Come fai a dargli torto? Come fai, in tutta onestà, a non credere a uno che ha passato gli 80 e insieme a quelli una quantità di rivoluzioni mancate e di lotte continue, e con la stessa rabbia di allora, adesso, attacca padroni e movimento operaio, gli sfruttatori che hanno cancellato i diritti così come i sindacati che lo hanno permesso? Come fai cioè a non dargli ragione quando ti chiede, sapendo già la risposta, “se non li faccio io questi film chi li farebbe?”.
È un caffè senza zucchero corretto al veleno il nuovo film di Ken Loach, che sì non sarà più (o sempre) il regista di Piovono pietre e Riff Raff, ma resta l’autore di un cinema necessario, consapevole, in grado come nessuno di aprire gli occhi sul presente e d’altro canto incapace di voltarsi dall’altra parte, di fare finta, per noia o interesse, di non vedere tutto il marcio che c’è.
Combattente vero Ken il rosso, che mette la firma su un film amarissimo, ma non per questo appare più arrendevole, più sfiduciato: come lo scorso mese a Bologna, quando ospite della Cineteca, a una platea con un magone grosso così ha detto: “Non piangetevi addosso: organizzatevi”. In Sorry we missed you, l’ennesimo grande film di un regista che prende per il bavero l’ingiustizia dei tempi, Loach è costretto a chiedersi che fine abbiano fatto le 8 ore lavorative, alzando le barricate contro il precariato fai da te: sorpresa, il lavoro logora anche chi ce l’ha.

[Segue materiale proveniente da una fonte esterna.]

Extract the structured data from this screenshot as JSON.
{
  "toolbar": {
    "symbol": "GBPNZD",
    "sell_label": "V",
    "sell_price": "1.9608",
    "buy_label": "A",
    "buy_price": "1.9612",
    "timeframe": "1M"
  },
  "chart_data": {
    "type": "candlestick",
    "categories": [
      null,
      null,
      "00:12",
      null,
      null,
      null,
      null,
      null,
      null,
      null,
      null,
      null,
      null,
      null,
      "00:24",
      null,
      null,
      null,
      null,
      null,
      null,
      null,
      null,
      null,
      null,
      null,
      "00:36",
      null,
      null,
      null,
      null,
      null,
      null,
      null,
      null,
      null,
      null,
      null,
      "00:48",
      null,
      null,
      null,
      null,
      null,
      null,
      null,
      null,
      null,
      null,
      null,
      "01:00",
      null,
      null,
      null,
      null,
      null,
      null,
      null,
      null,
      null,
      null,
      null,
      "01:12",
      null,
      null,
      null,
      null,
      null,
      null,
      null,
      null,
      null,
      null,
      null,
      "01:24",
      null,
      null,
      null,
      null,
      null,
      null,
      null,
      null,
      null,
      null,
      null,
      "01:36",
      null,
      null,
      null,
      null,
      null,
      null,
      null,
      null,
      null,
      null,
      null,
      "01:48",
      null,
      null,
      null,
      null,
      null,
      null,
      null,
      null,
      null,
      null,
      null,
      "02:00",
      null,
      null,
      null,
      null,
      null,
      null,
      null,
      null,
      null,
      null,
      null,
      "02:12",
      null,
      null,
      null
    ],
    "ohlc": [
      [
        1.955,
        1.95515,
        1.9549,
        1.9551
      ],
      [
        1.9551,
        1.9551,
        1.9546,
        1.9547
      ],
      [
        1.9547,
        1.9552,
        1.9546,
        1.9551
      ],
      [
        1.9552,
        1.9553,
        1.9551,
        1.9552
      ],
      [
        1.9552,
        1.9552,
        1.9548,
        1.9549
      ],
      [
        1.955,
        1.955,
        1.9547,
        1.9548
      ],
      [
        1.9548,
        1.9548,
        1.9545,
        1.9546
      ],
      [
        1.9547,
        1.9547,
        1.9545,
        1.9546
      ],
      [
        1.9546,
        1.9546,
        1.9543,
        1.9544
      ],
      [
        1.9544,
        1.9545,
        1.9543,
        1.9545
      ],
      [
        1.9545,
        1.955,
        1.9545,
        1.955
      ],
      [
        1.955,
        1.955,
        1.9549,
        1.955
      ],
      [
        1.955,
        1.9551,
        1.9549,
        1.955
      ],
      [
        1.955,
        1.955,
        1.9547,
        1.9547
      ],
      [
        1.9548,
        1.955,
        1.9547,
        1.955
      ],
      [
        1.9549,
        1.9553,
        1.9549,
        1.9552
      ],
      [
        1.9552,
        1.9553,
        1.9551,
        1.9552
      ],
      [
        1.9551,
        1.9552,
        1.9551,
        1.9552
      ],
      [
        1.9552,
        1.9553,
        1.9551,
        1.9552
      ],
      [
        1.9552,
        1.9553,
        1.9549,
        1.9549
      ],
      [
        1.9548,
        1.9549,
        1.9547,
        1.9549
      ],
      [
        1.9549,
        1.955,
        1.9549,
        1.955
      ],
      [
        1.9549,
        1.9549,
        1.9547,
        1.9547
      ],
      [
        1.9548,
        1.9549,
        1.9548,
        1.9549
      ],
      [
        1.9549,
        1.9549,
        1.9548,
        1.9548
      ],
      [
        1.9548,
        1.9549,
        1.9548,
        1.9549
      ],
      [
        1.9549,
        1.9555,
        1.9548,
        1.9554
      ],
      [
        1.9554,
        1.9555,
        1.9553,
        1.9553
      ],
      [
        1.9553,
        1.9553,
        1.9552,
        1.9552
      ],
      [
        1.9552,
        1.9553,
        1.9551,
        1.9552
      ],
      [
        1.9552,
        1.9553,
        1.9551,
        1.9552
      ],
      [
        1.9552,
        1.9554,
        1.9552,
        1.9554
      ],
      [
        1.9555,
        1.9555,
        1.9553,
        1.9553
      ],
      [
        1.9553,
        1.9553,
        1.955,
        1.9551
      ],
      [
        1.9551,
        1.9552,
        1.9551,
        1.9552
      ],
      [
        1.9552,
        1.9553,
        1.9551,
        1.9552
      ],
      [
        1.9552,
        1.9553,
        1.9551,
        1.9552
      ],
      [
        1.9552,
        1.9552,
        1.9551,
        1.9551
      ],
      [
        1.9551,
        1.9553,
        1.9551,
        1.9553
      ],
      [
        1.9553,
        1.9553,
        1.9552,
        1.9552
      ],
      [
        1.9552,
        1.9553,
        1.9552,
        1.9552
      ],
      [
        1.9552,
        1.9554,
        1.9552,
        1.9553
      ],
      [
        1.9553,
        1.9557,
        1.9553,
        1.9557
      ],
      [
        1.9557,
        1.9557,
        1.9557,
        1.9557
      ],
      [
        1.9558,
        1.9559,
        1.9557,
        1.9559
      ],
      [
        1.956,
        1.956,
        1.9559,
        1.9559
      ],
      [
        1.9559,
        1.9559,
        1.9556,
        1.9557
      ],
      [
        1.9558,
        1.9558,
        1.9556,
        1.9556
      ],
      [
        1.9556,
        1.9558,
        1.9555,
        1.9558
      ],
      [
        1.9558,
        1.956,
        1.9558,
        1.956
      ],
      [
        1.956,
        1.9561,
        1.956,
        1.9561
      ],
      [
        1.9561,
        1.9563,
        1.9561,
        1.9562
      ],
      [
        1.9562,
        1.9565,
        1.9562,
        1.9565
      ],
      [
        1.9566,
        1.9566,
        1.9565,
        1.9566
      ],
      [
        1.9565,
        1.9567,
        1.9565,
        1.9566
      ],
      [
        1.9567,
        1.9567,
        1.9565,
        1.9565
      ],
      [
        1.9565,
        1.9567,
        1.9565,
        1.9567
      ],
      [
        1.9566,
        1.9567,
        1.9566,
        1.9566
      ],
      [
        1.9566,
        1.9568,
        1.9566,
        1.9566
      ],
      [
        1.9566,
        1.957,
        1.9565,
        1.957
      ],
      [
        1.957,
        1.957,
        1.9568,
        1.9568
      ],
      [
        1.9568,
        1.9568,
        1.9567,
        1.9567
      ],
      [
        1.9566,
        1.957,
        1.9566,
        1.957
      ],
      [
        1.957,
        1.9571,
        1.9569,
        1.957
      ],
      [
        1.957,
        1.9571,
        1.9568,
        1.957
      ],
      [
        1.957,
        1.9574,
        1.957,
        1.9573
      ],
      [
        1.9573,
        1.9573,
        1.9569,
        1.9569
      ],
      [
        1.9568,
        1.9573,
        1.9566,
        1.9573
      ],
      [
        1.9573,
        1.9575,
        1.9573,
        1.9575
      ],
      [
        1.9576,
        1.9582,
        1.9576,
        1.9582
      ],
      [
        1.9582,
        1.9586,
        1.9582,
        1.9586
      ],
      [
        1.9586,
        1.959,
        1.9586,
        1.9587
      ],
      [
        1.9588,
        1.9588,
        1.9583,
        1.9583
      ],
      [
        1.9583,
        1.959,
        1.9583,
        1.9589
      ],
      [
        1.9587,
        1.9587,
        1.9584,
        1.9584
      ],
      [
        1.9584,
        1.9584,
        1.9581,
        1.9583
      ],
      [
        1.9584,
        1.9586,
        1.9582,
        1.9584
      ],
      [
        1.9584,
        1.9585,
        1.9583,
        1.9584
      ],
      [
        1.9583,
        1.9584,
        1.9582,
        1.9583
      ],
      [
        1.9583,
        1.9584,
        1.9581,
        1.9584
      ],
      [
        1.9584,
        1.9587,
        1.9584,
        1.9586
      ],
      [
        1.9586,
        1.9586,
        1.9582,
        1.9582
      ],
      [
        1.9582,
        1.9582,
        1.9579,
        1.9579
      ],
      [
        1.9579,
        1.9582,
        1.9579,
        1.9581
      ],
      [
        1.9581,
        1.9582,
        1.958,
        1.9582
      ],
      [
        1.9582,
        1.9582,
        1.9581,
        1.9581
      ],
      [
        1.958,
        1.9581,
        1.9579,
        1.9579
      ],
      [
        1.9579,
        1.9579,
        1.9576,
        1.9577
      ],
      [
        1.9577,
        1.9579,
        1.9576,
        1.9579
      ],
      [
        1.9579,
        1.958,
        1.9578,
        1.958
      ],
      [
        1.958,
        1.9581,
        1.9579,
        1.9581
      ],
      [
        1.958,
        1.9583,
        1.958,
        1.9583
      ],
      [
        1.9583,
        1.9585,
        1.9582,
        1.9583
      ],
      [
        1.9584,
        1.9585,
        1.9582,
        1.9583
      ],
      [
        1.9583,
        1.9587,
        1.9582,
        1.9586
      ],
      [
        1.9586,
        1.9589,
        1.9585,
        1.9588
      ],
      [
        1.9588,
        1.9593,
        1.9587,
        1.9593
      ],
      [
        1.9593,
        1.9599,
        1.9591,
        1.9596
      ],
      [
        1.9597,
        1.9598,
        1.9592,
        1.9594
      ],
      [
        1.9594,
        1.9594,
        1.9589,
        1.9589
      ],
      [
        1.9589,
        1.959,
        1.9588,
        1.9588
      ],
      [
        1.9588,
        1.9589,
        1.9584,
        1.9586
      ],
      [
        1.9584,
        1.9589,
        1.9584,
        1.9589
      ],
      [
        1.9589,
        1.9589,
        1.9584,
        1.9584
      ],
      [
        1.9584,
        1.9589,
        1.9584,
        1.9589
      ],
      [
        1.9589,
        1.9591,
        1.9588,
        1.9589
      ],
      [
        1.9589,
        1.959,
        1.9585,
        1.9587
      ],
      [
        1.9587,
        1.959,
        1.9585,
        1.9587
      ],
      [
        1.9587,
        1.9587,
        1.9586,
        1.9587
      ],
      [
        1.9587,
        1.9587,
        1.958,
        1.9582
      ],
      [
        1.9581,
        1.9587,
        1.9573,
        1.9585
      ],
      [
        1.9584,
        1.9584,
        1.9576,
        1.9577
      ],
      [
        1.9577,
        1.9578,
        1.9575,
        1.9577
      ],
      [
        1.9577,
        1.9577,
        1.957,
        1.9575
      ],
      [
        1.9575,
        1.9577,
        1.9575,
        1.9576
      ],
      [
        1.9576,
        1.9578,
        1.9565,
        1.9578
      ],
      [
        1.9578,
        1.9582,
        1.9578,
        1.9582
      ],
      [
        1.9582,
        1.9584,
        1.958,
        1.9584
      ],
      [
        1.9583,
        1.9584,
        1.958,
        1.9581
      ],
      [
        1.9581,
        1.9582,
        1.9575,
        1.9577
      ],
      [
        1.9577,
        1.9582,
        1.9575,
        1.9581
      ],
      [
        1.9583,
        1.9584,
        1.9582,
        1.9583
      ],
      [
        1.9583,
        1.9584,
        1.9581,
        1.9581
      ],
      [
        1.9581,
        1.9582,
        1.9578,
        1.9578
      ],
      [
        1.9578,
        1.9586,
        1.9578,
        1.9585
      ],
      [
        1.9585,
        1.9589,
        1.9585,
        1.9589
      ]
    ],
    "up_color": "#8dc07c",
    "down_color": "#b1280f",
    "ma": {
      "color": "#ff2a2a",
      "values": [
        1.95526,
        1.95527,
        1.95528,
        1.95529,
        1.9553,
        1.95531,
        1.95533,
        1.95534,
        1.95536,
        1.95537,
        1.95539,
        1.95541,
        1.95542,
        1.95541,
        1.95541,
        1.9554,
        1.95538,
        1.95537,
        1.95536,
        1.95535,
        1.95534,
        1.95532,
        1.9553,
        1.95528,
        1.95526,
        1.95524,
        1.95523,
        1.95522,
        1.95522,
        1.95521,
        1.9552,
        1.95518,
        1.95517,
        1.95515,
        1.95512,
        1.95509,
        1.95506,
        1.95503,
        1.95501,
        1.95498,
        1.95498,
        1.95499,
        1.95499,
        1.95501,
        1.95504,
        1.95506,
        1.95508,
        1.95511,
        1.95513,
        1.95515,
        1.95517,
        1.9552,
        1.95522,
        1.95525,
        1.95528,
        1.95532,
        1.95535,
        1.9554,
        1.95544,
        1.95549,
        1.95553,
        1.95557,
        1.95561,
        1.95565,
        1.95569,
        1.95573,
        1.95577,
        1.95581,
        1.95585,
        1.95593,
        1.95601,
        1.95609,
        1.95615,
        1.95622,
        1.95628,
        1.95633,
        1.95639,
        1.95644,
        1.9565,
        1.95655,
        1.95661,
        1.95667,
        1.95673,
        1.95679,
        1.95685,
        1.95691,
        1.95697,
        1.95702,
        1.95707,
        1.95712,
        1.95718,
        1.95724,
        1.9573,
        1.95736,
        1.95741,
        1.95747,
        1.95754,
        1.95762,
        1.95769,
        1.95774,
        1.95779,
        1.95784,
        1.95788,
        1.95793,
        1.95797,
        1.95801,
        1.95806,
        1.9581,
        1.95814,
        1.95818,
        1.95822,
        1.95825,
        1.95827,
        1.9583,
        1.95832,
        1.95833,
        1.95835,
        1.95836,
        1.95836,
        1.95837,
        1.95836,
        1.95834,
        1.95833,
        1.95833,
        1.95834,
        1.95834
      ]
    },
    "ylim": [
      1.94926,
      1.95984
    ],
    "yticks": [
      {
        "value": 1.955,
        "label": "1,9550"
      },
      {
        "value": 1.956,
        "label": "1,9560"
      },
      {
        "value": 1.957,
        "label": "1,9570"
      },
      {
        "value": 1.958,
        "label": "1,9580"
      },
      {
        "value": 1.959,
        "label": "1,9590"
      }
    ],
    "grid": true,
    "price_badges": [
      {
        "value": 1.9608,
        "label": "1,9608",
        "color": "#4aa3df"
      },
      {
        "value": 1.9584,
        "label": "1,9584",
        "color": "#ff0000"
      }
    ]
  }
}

È il marci o muori del nuovo millennio: niente assicurazione, straordinari, garanzie. Molti rischi e pochissimi diritti. Perché nella gabbia dei criceti di Ken il rosso, dove si corre di continuo per non arrivare da nessuna parte, di ore se ne fanno pure 14 e non bastano nemmeno per stare a galla. Lo sa bene Ricky, working class hero con moglie e due figli (di cui uno in età inquieta), che sul suo furgone consegna pacchi a tutta la città mentre la consorte, che ha venduto l’auto per permettere a lui di mettersi ‘in proprio’, viaggia in bus per aiutare anziani (chi se la fa addosso, chi non vuole mangiare, chi cerca solo un po’ di compagnia) e disabili.
Tu chiamala vita, se vuoi: ma della vita, appunto, cosa resta? È questo il punto che più interessa al regista inglese, che racconta nuovamente le dinamiche di un Paese da 14 milioni di poveri nell’ennesimo spaccato sociale colmo di amara verità: evidenziando senza sconti gli effetti devastanti del lavoro (e della crisi economica che ti costringe a scegliere un impiego usurante) sulla famiglia. Che è sì la ragione per cui ti metti in moto tutte le mattine: ma anche la prima vittima di un sistema dove le persone e gli affetti finiscono per valere meno dei pacchi che consegni.
Perché in fondo la frase di rito che dà il titolo al film, quel messaggio che i corrieri lasciano al destinatario che non era in casa – “ci dispiace di non averti trovato” – è la stessa che la moglie e i figli del povero Ricky potrebbero rivolgere ogni giorno a lui. Dicono sia il jazz la musica che più delle altre racconta il contemporaneo. Sarà. Ma se penso a Sorry we missed you a me piuttosto viene in mente Anastasio: “Correre, tu devi correre / Non devi domandare né rispondere“.